To quote Spinning Up: “Measure everything. Do a lot of instrumenting to see what’s going on under-the-hood. The more stats about the learning process you read out at each iteration, the easier it is to debug—after all, you can’t tell it’s broken if you can’t see that it’s breaking.” It is interesting to think about how this compares and contrasts with observability for large-scale systems, where there is an active tradeoff between observability and cost/performance. In this setting, fine-grained metrics or metrics that scale with the number of machines or processes in the system are likely to cause severe problems in monitoring infrastructure because of the vast amount of data produced. Handling larger volumes of data requires scaling the infrastructure in order to process it. This involves larger machines with sufficient memory, and a scaled write path to perform actions like downsampling, indexing, and compression. The data itself also becomes unweildy, leading to higher storage and archival costs, along with bloated indexes which can hurt query performance.
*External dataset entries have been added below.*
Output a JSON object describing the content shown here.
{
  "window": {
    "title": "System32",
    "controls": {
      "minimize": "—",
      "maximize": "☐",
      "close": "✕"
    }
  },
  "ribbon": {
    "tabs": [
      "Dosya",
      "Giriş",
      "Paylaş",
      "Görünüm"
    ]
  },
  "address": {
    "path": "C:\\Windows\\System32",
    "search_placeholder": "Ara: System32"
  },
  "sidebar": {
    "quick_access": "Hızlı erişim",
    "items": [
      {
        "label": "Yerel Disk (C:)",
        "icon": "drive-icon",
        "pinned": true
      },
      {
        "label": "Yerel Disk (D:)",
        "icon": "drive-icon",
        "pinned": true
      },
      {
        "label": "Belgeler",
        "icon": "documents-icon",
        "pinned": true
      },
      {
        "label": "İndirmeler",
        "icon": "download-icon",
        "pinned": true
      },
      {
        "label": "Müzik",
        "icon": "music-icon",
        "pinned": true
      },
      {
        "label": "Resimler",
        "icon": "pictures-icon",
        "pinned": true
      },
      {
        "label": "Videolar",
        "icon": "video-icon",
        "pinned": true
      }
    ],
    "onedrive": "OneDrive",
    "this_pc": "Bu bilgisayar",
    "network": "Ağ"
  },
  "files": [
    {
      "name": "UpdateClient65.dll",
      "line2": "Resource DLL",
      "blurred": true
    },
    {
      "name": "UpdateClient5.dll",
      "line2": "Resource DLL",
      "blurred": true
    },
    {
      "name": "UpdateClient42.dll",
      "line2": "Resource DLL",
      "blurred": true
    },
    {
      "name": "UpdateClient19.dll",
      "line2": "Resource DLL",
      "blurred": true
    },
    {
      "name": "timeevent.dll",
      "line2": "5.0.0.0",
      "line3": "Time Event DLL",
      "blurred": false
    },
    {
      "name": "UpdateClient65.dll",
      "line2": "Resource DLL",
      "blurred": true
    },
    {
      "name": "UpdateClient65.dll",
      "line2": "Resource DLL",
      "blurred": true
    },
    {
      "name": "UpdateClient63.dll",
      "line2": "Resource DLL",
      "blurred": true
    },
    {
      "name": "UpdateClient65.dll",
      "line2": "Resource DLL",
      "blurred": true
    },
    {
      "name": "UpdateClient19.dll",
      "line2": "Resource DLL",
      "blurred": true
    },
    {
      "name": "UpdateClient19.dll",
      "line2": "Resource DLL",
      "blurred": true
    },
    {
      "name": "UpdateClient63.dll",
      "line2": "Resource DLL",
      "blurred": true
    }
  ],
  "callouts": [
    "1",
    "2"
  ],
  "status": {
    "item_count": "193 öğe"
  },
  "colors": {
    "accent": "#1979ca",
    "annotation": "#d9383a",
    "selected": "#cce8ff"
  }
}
In some cases the metric data is so large that it effectively can’t be queried unless the query is known at collection time and pre-computed. On top of this, a data retention policy will be necessary, which has the unfortunate side-effect of erasing valuable history. All of this works against the “measure everything” mantra. Of course, I did find it useful to measure everything at small scales during implementation, but I imagine that large-scale RL training deployments would run into similar problems. For this reason, it is likely important to have different metric “verbosities” that can be configured for local development or production.
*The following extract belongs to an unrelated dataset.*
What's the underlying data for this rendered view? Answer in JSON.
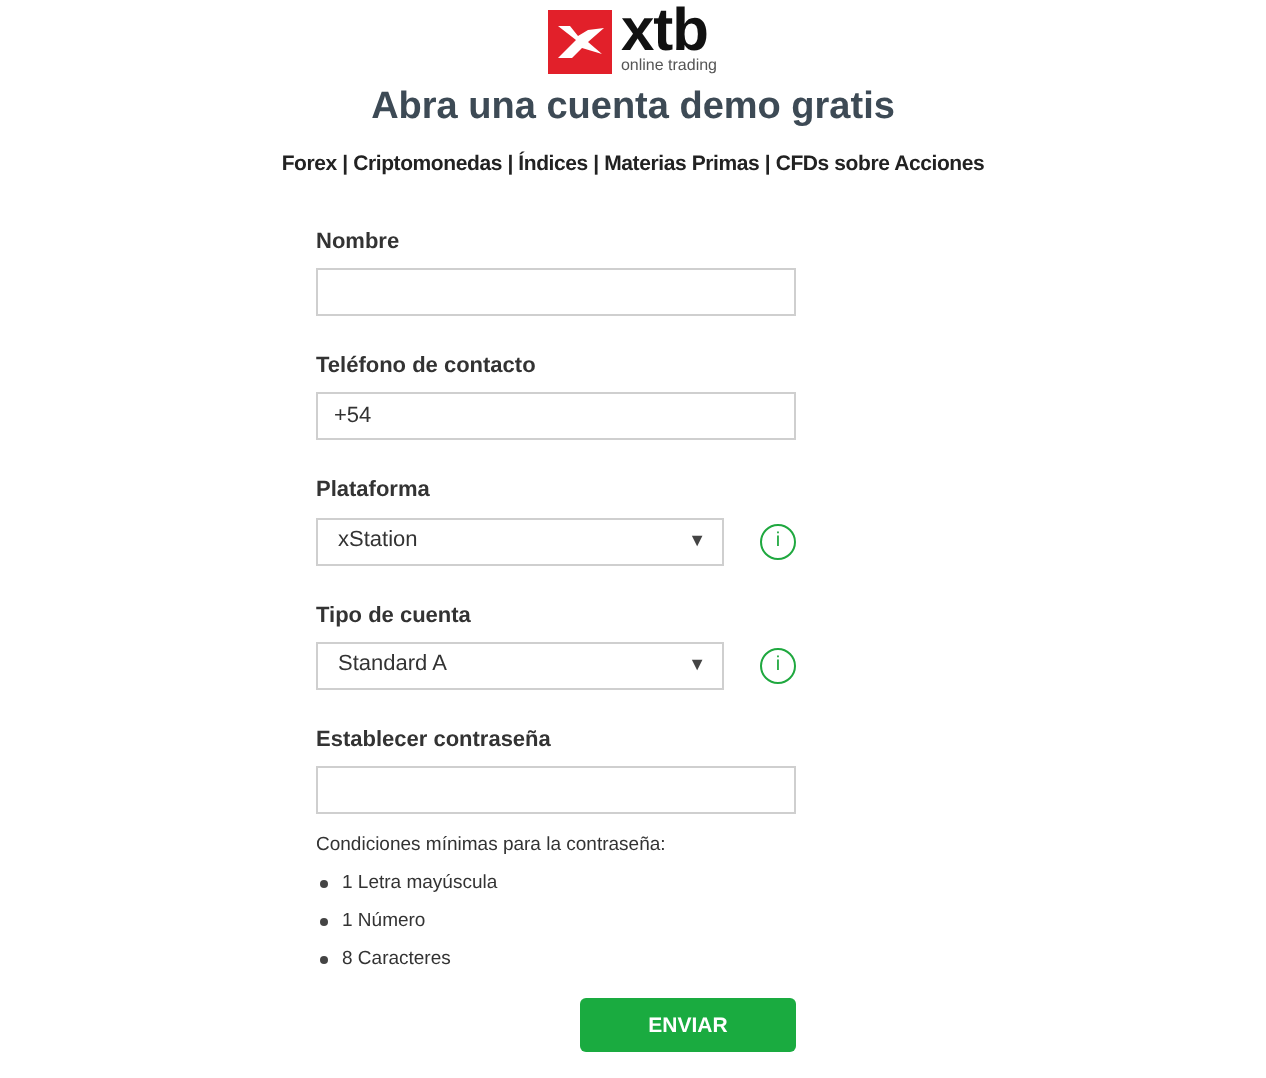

Challenge 4: tracking experiments

One difficulty I encountered was effectively tracking my experiments within the provided framework. The framework does solve the persistence problem for tracking experiments, and does have basic visualization features (graph metric X over all epochs), but I found that there were times when I wanted more. For example I often wanted to keep track of the best set of hyperparameters for given a combination of algorithm and experiment. This became harder over time when my memory would fade with respect to what had worked well in the past. The best solution I found for this was to literally plot all relevant experiments, and to look for the best curve. This was challenging because the color scheme for each time series became a bit overloaded, and the graphs became so crowded that they were hard to read. I found myself wishing I had access to a declarative query language to search the logged experiment results to ask “What were the top k experiments for algorithm x on environment y with respect to average reward over all timesteps?”
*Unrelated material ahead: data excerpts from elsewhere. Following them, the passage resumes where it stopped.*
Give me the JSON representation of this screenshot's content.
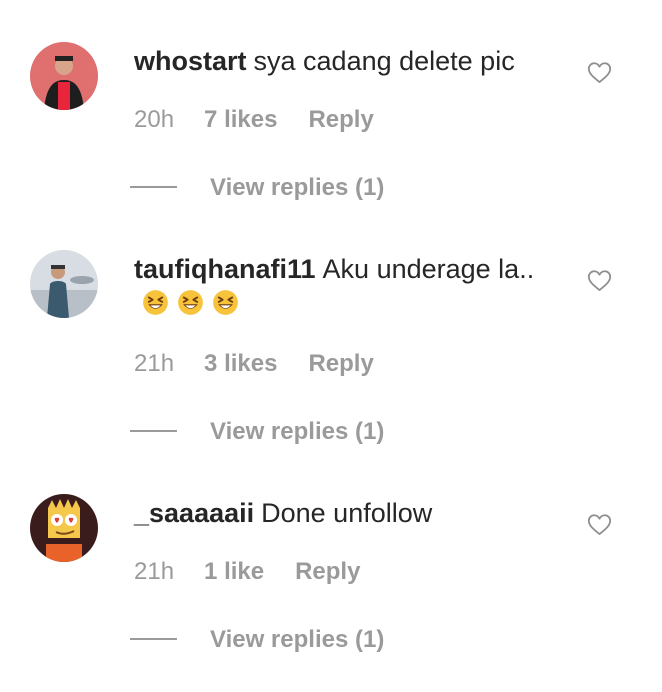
{
  "comments": [
    {
      "username": "whostart",
      "text": "sya cadang delete pic",
      "time": "20h",
      "likes": "7 likes",
      "reply": "Reply",
      "view_replies": "View replies (1)",
      "avatar_icon": "avatar-person-red-shirt",
      "heart_icon": "heart-outline-icon"
    },
    {
      "username": "taufiqhanafi11",
      "text": "Aku underage la..",
      "emojis": [
        "grinning-squinting-face",
        "grinning-squinting-face",
        "grinning-squinting-face"
      ],
      "time": "21h",
      "likes": "3 likes",
      "reply": "Reply",
      "view_replies": "View replies (1)",
      "avatar_icon": "avatar-person-airfield",
      "heart_icon": "heart-outline-icon"
    },
    {
      "username": "_saaaaaii",
      "text": "Done unfollow",
      "time": "21h",
      "likes": "1 like",
      "reply": "Reply",
      "view_replies": "View replies (1)",
      "avatar_icon": "avatar-cartoon-character",
      "heart_icon": "heart-outline-icon"
    }
  ],
  "colors": {
    "text": "#262626",
    "secondary": "#9a9a9a",
    "background": "#ffffff"
  }
}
Another example of discomfort tracking experiments is what I had to do to conveniently keep track of my most recent benchmark for each (algorithm, experiment) pair. In order to replicate the Spinning Up Benchmark Graphs. I first needed to choose a standardized benchmark experiment name, which I did using the following scheme:

python -m spinup.run sac_mytorch \
    ... \
    --exp_name "sac-benchmark-mytorch-$(echo $experiment_name | tr '[:upper:]' '[:lower:]')-$(date +%s)"

Then I would have to do bash gymnastics in order to plot only the most recent run for each algorithm for a particular environment:

experiments=$( ls -t data | grep benchmark | sort -r -u -t '-' -k 1,5 | grep walker | xargs -I {} echo -n "$(pwd)/data/{} " );  python -m spinup.run plot -s 11 $(echo $experiments) --legend $(echo $experiments | tr -s ' ' "\n" | cut -d'/' -f 7 | cut -d'-' -f 1) --value AverageEpRet

I applaud Spinning Up for embracing the unix philosophy and providing a command-line interface so that I could achieve this goal. The experiment tracking in this framework works very well for what it was meant to be: a tightly-scoped pedagogical device. For a production project, experiment tracking frameworks like Weights & Biases or similar would be preferred.